After a relaxed start, we headed into the township for swims
(three people – not me!) and caches for us. We stopped in a hotel area and
looked at the features of the grounds. The first we saw was a large model of
the Acropolis, which did seem out of place, although it is in the right country
and was amazing. As we moved along there were models of the Arkadi Monastery
(which we had no problems recognising), the Chania harbour, a castle which is
on the island and a palace also in Crete.
We walked with Jules to their ‘The Secret
War Tunnel’ cache. I had read the listing that said “it's dark, it's dangerous, and it's a bit dirty! Are you
brave enough? You will need good shoes, a torch and a brave
heart......(and I prefer long trousers!)”, but we were not well organised. We
had shorts and no torches so we were grateful that Jules bought a couple, and
my phone worked well. I was scratched and
a bit bloody but less than in some NZ caches. The cave
was used as an ammunition store during WWII and the war tunnel was used to
move ammunition between strategic gun positions high up in the hill.
In
April 1941 these posts were occupied by the 21st Australian Machine Gun
Battalion.
I then walked along the river to look for a 2nd
cache. The route was a track but a rough one. I got to the right area and was
looking. I had just decided it would be at a different level when John arrived
and he found it where I was about to head to. I was in NZ-cache-mode and
thought of where I would have left it. The river will not rise like a NZ one so
the cache had been safely near the waters edge for many years. We had already been looking with no real success for turtles in
the river, but saw 2 on our return. They were too far away for photos but neat
to see in the wild.
The river runs into the sea at the beach area where we were. Sue
and Jules had told us that the top centimetres are just fresh river water and
under is mixed with the warmer sea water. It was a little later they said the
river was mountain fed and cold. We had found that with our feet.
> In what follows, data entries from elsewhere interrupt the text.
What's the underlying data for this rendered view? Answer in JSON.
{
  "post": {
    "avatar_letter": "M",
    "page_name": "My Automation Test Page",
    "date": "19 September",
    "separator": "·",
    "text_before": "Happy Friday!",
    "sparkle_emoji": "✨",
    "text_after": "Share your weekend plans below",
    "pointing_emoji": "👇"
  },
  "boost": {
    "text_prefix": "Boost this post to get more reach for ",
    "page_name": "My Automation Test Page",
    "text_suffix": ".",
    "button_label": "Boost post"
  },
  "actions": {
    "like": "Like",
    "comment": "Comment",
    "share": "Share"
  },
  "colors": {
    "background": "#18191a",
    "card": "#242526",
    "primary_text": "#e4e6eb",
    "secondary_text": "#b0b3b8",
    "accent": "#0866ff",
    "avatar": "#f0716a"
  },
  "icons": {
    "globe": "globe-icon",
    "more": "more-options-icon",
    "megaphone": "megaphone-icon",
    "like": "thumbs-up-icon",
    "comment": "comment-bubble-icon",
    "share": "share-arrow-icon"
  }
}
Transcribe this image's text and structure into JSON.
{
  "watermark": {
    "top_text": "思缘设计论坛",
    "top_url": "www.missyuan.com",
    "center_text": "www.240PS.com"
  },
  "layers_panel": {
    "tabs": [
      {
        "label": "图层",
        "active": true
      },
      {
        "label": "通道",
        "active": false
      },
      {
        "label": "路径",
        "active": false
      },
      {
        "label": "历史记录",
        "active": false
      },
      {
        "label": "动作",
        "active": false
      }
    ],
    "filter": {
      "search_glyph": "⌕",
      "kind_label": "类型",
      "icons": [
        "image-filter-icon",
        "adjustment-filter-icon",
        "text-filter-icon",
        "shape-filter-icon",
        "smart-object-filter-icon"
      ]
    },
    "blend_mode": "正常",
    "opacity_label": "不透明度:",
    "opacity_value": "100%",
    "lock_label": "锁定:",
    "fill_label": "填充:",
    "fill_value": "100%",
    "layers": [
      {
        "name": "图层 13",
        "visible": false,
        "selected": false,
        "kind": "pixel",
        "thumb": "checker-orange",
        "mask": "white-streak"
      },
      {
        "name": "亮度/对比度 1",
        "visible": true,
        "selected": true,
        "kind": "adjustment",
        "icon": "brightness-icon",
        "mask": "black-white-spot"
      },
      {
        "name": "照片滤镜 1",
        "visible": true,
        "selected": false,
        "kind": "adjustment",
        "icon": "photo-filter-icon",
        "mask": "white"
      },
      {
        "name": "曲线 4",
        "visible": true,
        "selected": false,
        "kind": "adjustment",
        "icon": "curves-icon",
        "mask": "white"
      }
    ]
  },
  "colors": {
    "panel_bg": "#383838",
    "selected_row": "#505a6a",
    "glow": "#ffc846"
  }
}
My plans to
paddle disappeared with a 12C temperature, but the others all went in far
enough to benefit from the lower warmer temperature, although not without a
number of comments from John about never flying his flag again that had
the others laughing so loudly that we could all hear on the beach.
We then had freshly squeezed orange juice at the tavern before having
a last glimpse of the Acropolis and heading back up the hill.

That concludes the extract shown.